Итак, целый ряд исследований показывает, что, когда мы сравниваем доброту верующих и неверующих по отношению к другим людям, все зависит от того, кто эти другие. Выясняется, что в большинстве экспериментов, направленных на изучение этих вопросов, испытуемые подсознательно думали о членах своей группы. Представьте, что профессор набирает группу студентов-психологов для участия в исследовании, которое определит, насколько они щедры и благонадежны. В рамках исследования они играют в экономическую онлайн-игру – якобы против человека, сидящего в соседней комнате. Как вы думаете, кого представляют на его месте студенты – своего соученика или погонщика яков из Бутана? Дизайн таких исследований неявно побуждает испытуемых думать о других участниках, гипотетических или реальных, как о членах своей группы, тем самым непропорционально настраивая теистов (но не атеистов) на бо́льшую просоциальность.

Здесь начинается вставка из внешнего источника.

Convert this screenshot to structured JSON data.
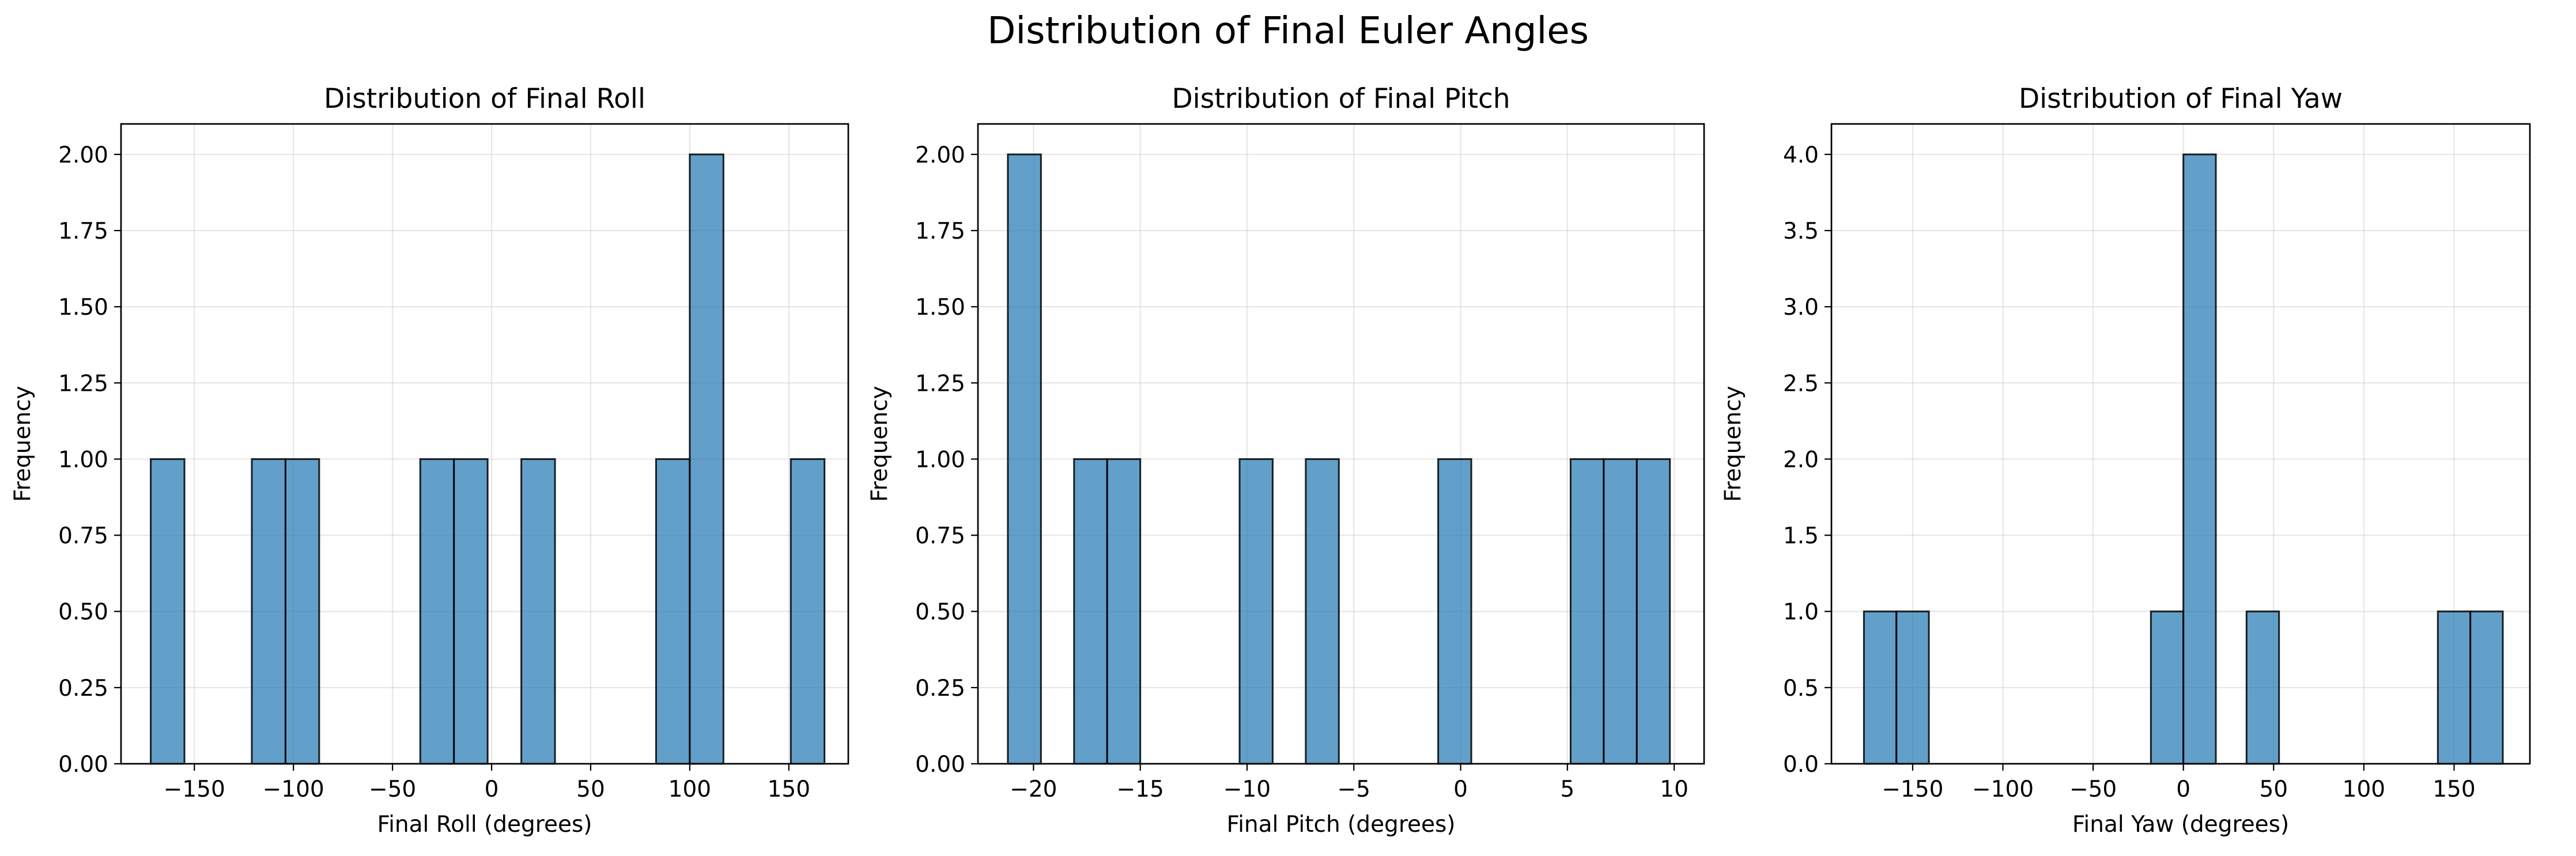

Как бы влиял вопрос «Кому помогают?» при сравнении верующих в свободу воли и скептиков? Я бы предположил, что адепты свободы воли почувствуют более сильную моральную потребность помочь человеку, который прикладывает дополнительные усилия на пути к своей цели, а скептики почувствуют более сильное желание понять поступки человека, который сильно от них отличается.
Мы вернулись к основному вопросу этого раздела: грозит ли человечеству моральный упадок, если оно разуверится в существовании всемогущей силы, оценивающей людские дела? Похоже, что да. Но только до тех пор, пока вы просите людей рассказывать вам о своей высокой нравственности, а не проявлять ее и используете в качестве предварительных установок религиозные подсказки, а не светские символы эквивалентной силы. И до тех пор, пока «хорошие поступки» носят индивидуальный, а не коллективный характер и направлены на людей, похожих на нас. Неверие в морализующего бога (богов) не заставляет людей вести себя как-то особенно аморально; и это помогает объяснить, почему неверие в свободу воли тоже ничего подобного не делает.